Media coverage and critical review

"Working in wax, cast into bronze, Hirth's figures stand at only 40 centimetres high and yet exude a staggering physical presence. ... she does not depend on size, scale or weight for impact, using more subtle qualities like posture and texture. The seductiveness of Hirth's sculptures is not superficial, but rather comes from the palpable integrity of purpose. Hirth resisted what she saw as pressure to produce work that dealt with the female body only in terms of death, sex, decay and destruction.

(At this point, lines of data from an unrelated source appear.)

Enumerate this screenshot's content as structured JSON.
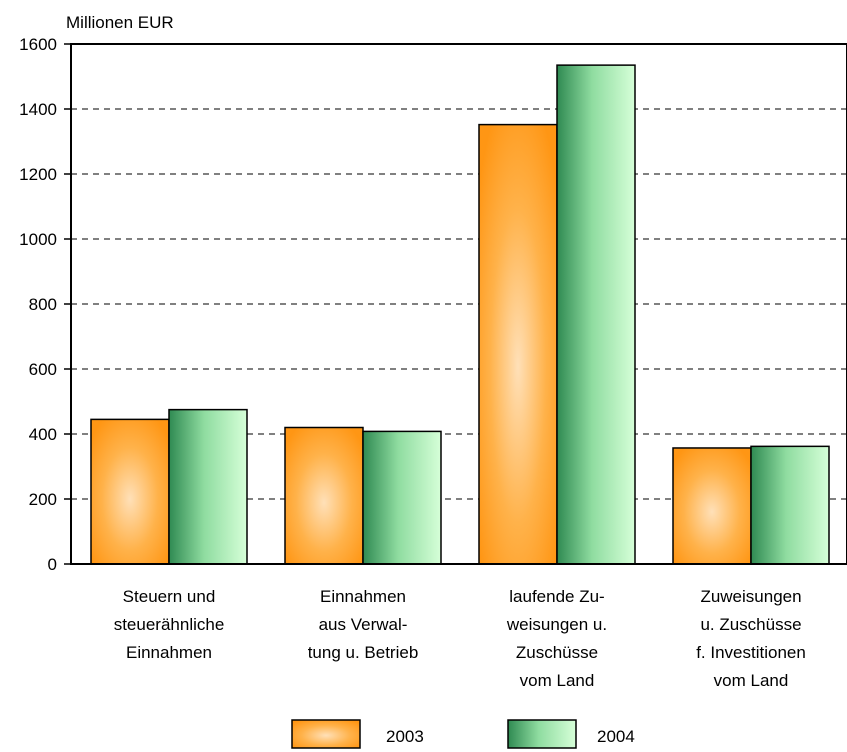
{
  "chart_data": {
    "type": "bar",
    "title": "",
    "ylabel": "Millionen EUR",
    "xlabel": "",
    "ylim": [
      0,
      1600
    ],
    "yticks": [
      0,
      200,
      400,
      600,
      800,
      1000,
      1200,
      1400,
      1600
    ],
    "grid": "horizontal dashed",
    "legend_position": "bottom",
    "categories": [
      [
        "Steuern und",
        "steuerähnliche",
        "Einnahmen"
      ],
      [
        "Einnahmen",
        "aus Verwal-",
        "tung u. Betrieb"
      ],
      [
        "laufende Zu-",
        "weisungen u.",
        "Zuschüsse",
        "vom Land"
      ],
      [
        "Zuweisungen",
        "u. Zuschüsse",
        "f. Investitionen",
        "vom Land"
      ]
    ],
    "series": [
      {
        "name": "2003",
        "values": [
          445,
          420,
          1352,
          357
        ],
        "color": "#ff9a1a"
      },
      {
        "name": "2004",
        "values": [
          475,
          408,
          1535,
          362
        ],
        "color": "#3f9c60"
      }
    ]
  }
}
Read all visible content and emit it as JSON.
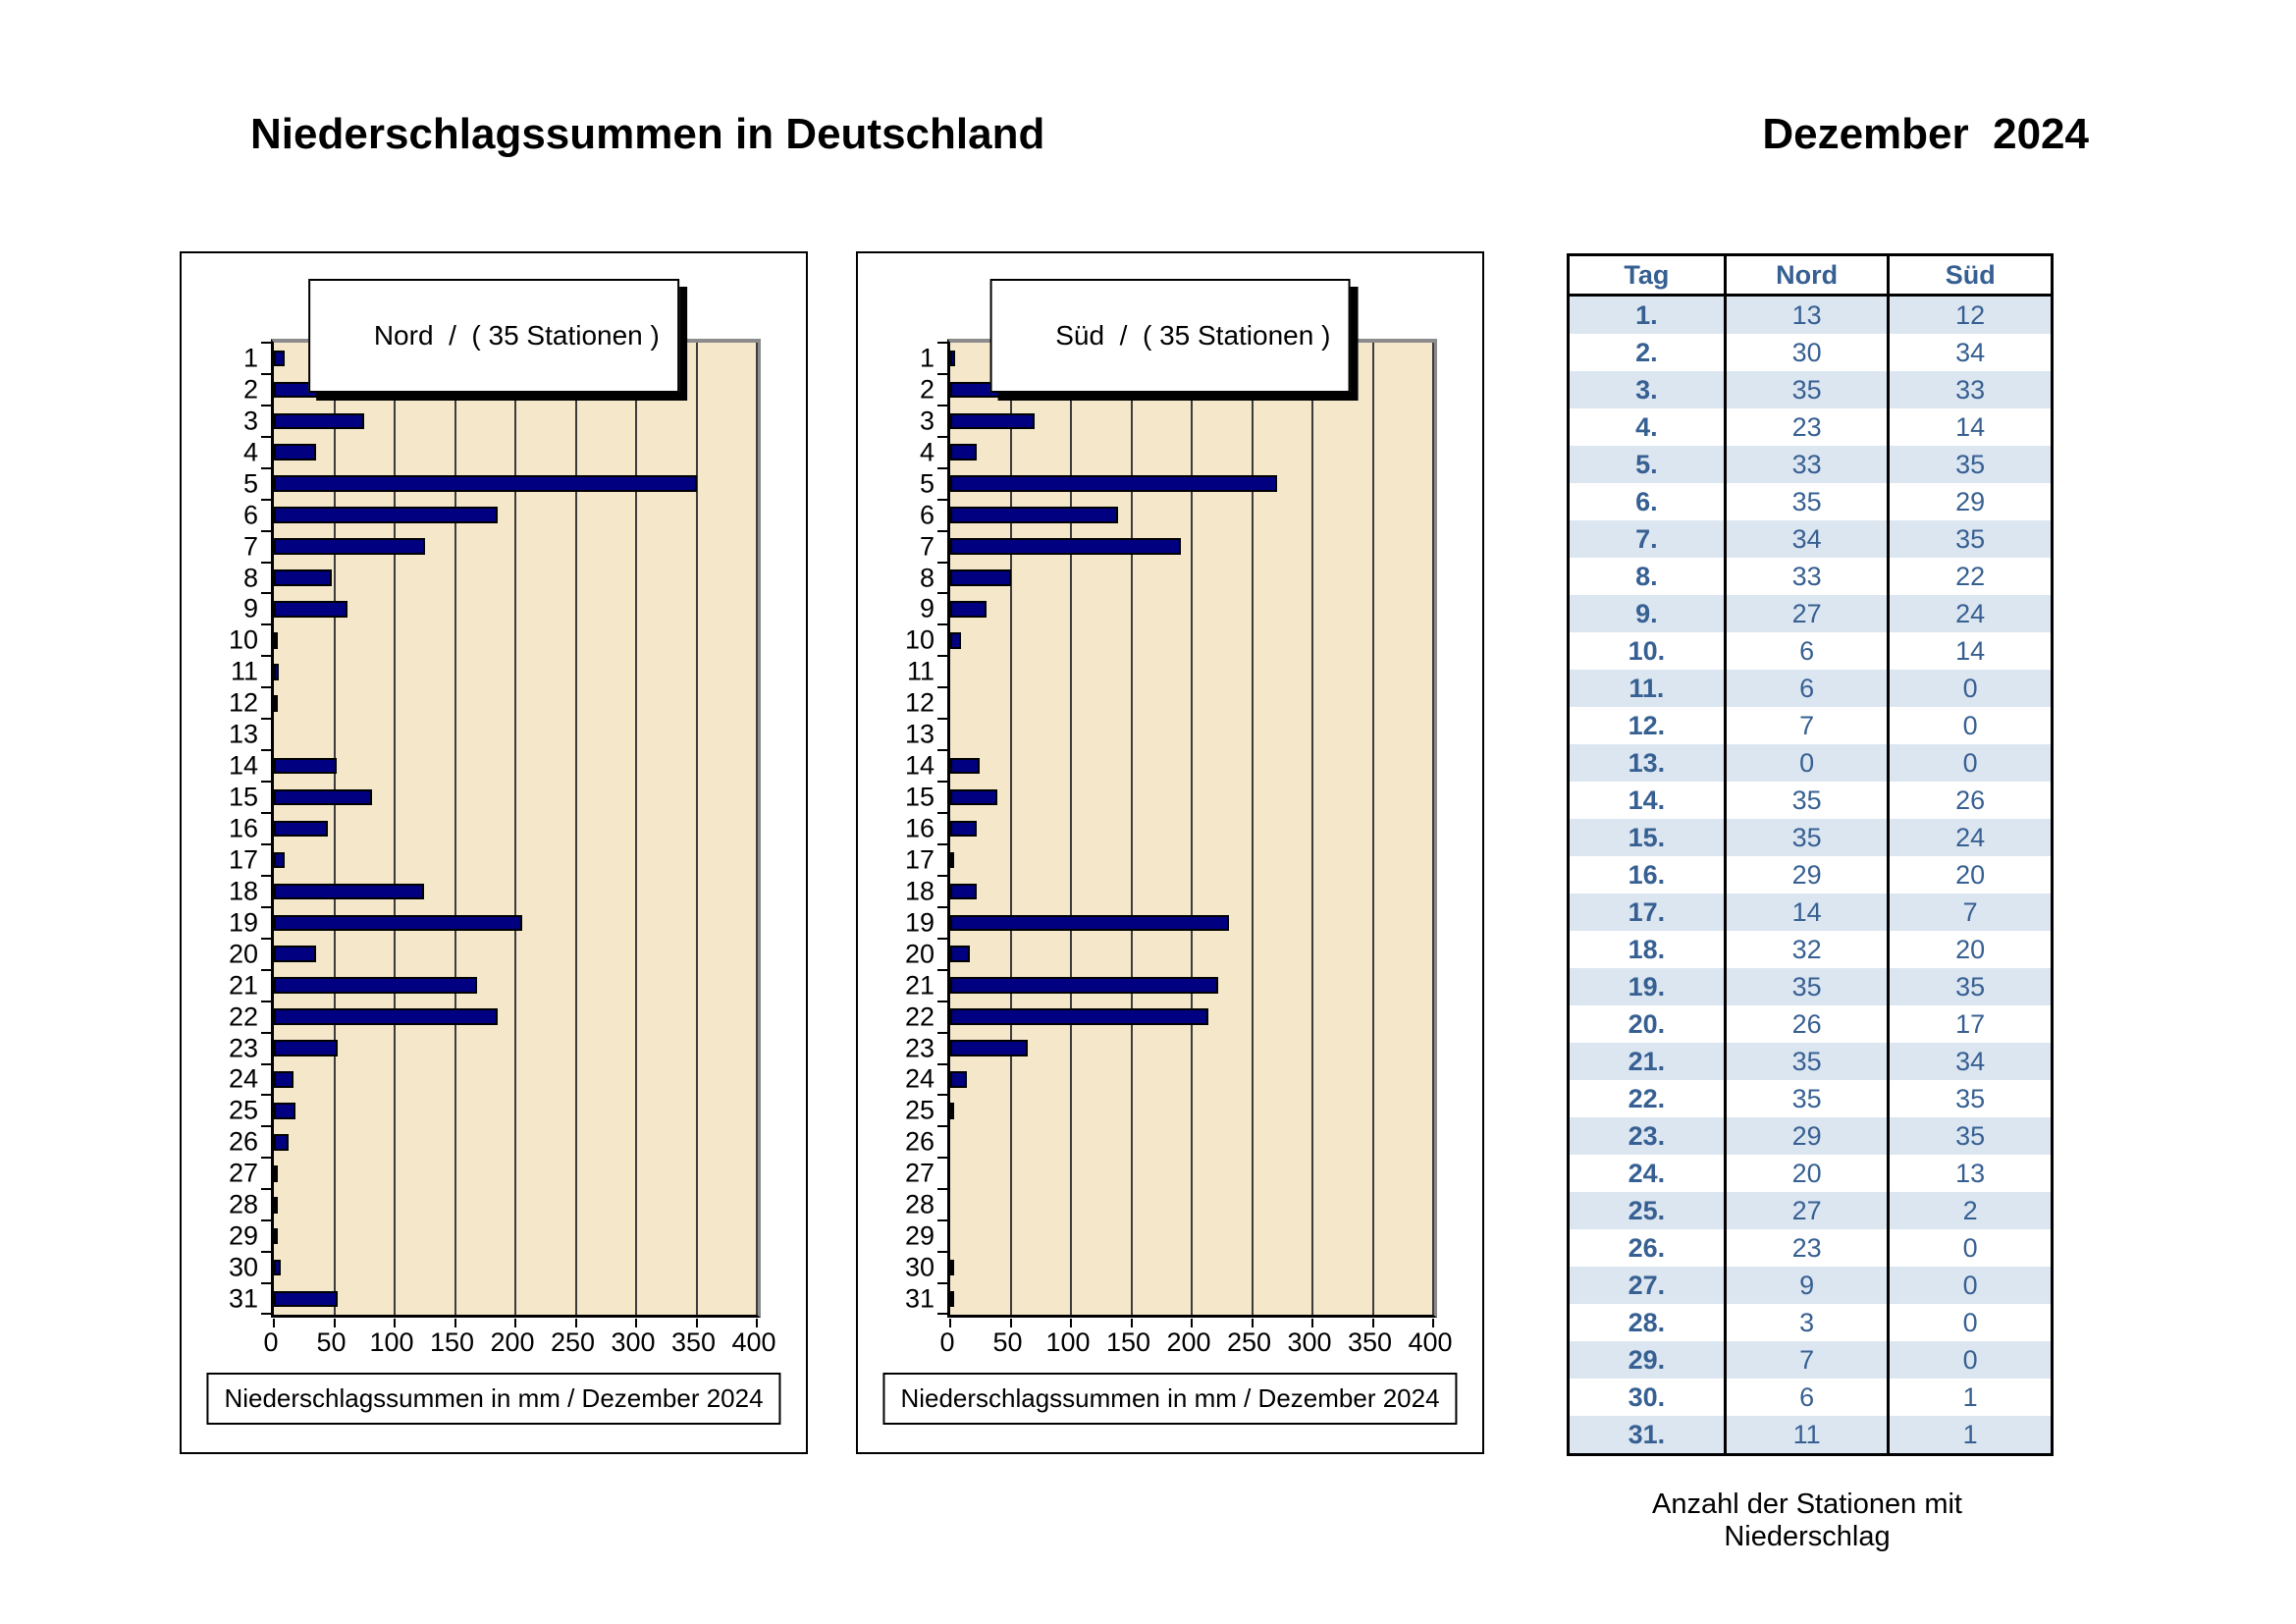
{
  "page": {
    "title": "Niederschlagssummen in Deutschland",
    "period": "Dezember  2024"
  },
  "colors": {
    "bar": "#000080",
    "plot_background": "#F4E7CA",
    "table_stripe": "#DCE6F1",
    "table_text": "#376092"
  },
  "chart_data": [
    {
      "type": "bar",
      "orientation": "horizontal",
      "title": "Nord  /  ( 35 Stationen )",
      "xlabel": "Niederschlagssummen in mm / Dezember 2024",
      "xlim": [
        0,
        400
      ],
      "xticks": [
        0,
        50,
        100,
        150,
        200,
        250,
        300,
        350,
        400
      ],
      "grid": true,
      "legend": false,
      "bar_color": "#000080",
      "plot_bg": "#F4E7CA",
      "categories": [
        1,
        2,
        3,
        4,
        5,
        6,
        7,
        8,
        9,
        10,
        11,
        12,
        13,
        14,
        15,
        16,
        17,
        18,
        19,
        20,
        21,
        22,
        23,
        24,
        25,
        26,
        27,
        28,
        29,
        30,
        31
      ],
      "values": [
        9,
        81,
        75,
        35,
        350,
        185,
        125,
        48,
        61,
        2,
        4,
        2,
        0,
        52,
        81,
        45,
        9,
        124,
        206,
        35,
        168,
        185,
        53,
        16,
        18,
        12,
        3,
        2,
        3,
        6,
        53
      ]
    },
    {
      "type": "bar",
      "orientation": "horizontal",
      "title": "Süd  /  ( 35 Stationen )",
      "xlabel": "Niederschlagssummen in mm / Dezember 2024",
      "xlim": [
        0,
        400
      ],
      "xticks": [
        0,
        50,
        100,
        150,
        200,
        250,
        300,
        350,
        400
      ],
      "grid": true,
      "legend": false,
      "bar_color": "#000080",
      "plot_bg": "#F4E7CA",
      "categories": [
        1,
        2,
        3,
        4,
        5,
        6,
        7,
        8,
        9,
        10,
        11,
        12,
        13,
        14,
        15,
        16,
        17,
        18,
        19,
        20,
        21,
        22,
        23,
        24,
        25,
        26,
        27,
        28,
        29,
        30,
        31
      ],
      "values": [
        4,
        153,
        70,
        22,
        271,
        139,
        191,
        50,
        30,
        9,
        0,
        0,
        0,
        24,
        39,
        22,
        2,
        22,
        231,
        16,
        222,
        214,
        64,
        14,
        2,
        0,
        0,
        0,
        0,
        1,
        1
      ]
    },
    {
      "type": "table",
      "columns": [
        "Tag",
        "Nord",
        "Süd"
      ],
      "caption": "Anzahl der Stationen mit Niederschlag",
      "rows": [
        [
          "1.",
          13,
          12
        ],
        [
          "2.",
          30,
          34
        ],
        [
          "3.",
          35,
          33
        ],
        [
          "4.",
          23,
          14
        ],
        [
          "5.",
          33,
          35
        ],
        [
          "6.",
          35,
          29
        ],
        [
          "7.",
          34,
          35
        ],
        [
          "8.",
          33,
          22
        ],
        [
          "9.",
          27,
          24
        ],
        [
          "10.",
          6,
          14
        ],
        [
          "11.",
          6,
          0
        ],
        [
          "12.",
          7,
          0
        ],
        [
          "13.",
          0,
          0
        ],
        [
          "14.",
          35,
          26
        ],
        [
          "15.",
          35,
          24
        ],
        [
          "16.",
          29,
          20
        ],
        [
          "17.",
          14,
          7
        ],
        [
          "18.",
          32,
          20
        ],
        [
          "19.",
          35,
          35
        ],
        [
          "20.",
          26,
          17
        ],
        [
          "21.",
          35,
          34
        ],
        [
          "22.",
          35,
          35
        ],
        [
          "23.",
          29,
          35
        ],
        [
          "24.",
          20,
          13
        ],
        [
          "25.",
          27,
          2
        ],
        [
          "26.",
          23,
          0
        ],
        [
          "27.",
          9,
          0
        ],
        [
          "28.",
          3,
          0
        ],
        [
          "29.",
          7,
          0
        ],
        [
          "30.",
          6,
          1
        ],
        [
          "31.",
          11,
          1
        ]
      ]
    }
  ]
}
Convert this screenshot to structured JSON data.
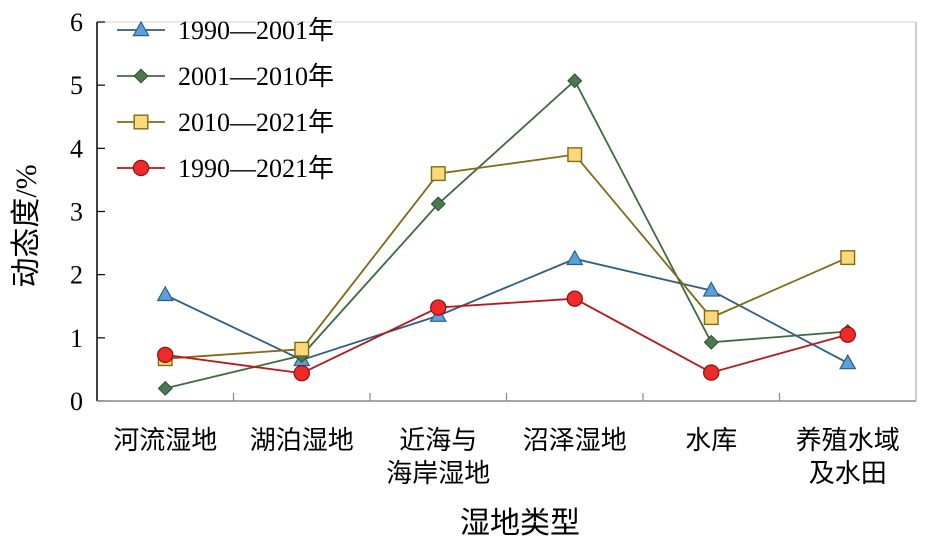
{
  "chart_data": {
    "type": "line",
    "title": "",
    "xlabel": "湿地类型",
    "ylabel": "动态度/%",
    "ylim": [
      0,
      6
    ],
    "yticks": [
      0,
      1,
      2,
      3,
      4,
      5,
      6
    ],
    "grid": false,
    "legend_position": "top-left",
    "categories": [
      [
        "河流湿地"
      ],
      [
        "湖泊湿地"
      ],
      [
        "近海与",
        "海岸湿地"
      ],
      [
        "沼泽湿地"
      ],
      [
        "水库"
      ],
      [
        "养殖水域",
        "及水田"
      ]
    ],
    "series": [
      {
        "name": "1990—2001年",
        "marker": "triangle",
        "line_color": "#2e5d87",
        "marker_fill": "#5aa0dc",
        "values": [
          1.68,
          0.65,
          1.35,
          2.25,
          1.75,
          0.6
        ]
      },
      {
        "name": "2001—2010年",
        "marker": "diamond",
        "line_color": "#3f6a3f",
        "marker_fill": "#4a7a50",
        "values": [
          0.2,
          0.72,
          3.12,
          5.07,
          0.93,
          1.1
        ]
      },
      {
        "name": "2010—2021年",
        "marker": "square",
        "line_color": "#806a14",
        "marker_fill": "#fbd97a",
        "values": [
          0.67,
          0.82,
          3.6,
          3.9,
          1.32,
          2.27
        ]
      },
      {
        "name": "1990—2021年",
        "marker": "circle",
        "line_color": "#b81818",
        "marker_fill": "#ee2a2a",
        "values": [
          0.73,
          0.44,
          1.48,
          1.62,
          0.45,
          1.05
        ]
      }
    ]
  }
}
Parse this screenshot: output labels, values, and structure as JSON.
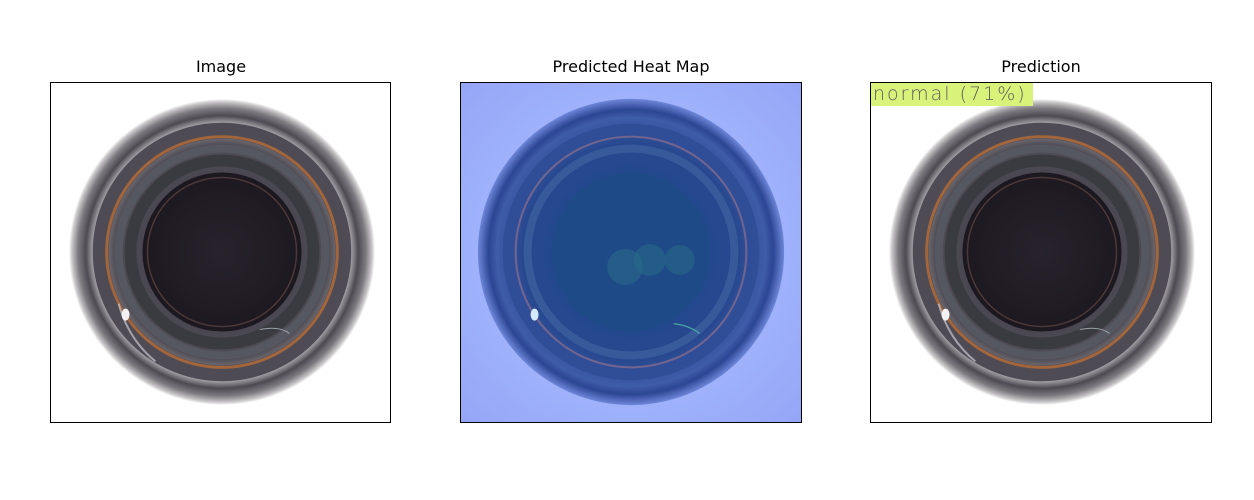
{
  "panels": {
    "image": {
      "title": "Image"
    },
    "heatmap": {
      "title": "Predicted Heat Map"
    },
    "prediction": {
      "title": "Prediction",
      "label": "normal (71%)",
      "label_color": "#d9f27a"
    }
  },
  "colors": {
    "heatmap_background": "#96a6f7",
    "heatmap_center": "#1c3f8f",
    "bottle_dark": "#241f2a",
    "copper_ring": "#b26a37"
  }
}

The fragile yet sturdy beauty and the autonomy of her forms evince a complexity that is as raw and transformative as the abject body of her 1990s contemporaries."
Cherry Smyth, Damn Fine Art

"Through their simplicity, elegance and serene expression Tove conveys the strength and beauty inherent in the female form with both passion and vitality."
Philip L Godsal

"Rarely does art receive such a massive and spontaneous response as the sculpture "Jenta" received when she was unveiled at Bergebakken School... The school children's spontaneous and highly visible excitement proved that the bronze sculpture found its audience on home ground."
Hadeland, Jevnaker, Norway, 25 Nov 1999.

"I wanted to create a sculpture that was very naturalistic. She's a 12-year old girl who is pretending to fly. I wanted her to look playful but serious, like children playing often do, as a symbol of how education needs to encompass both knowledge and creativity."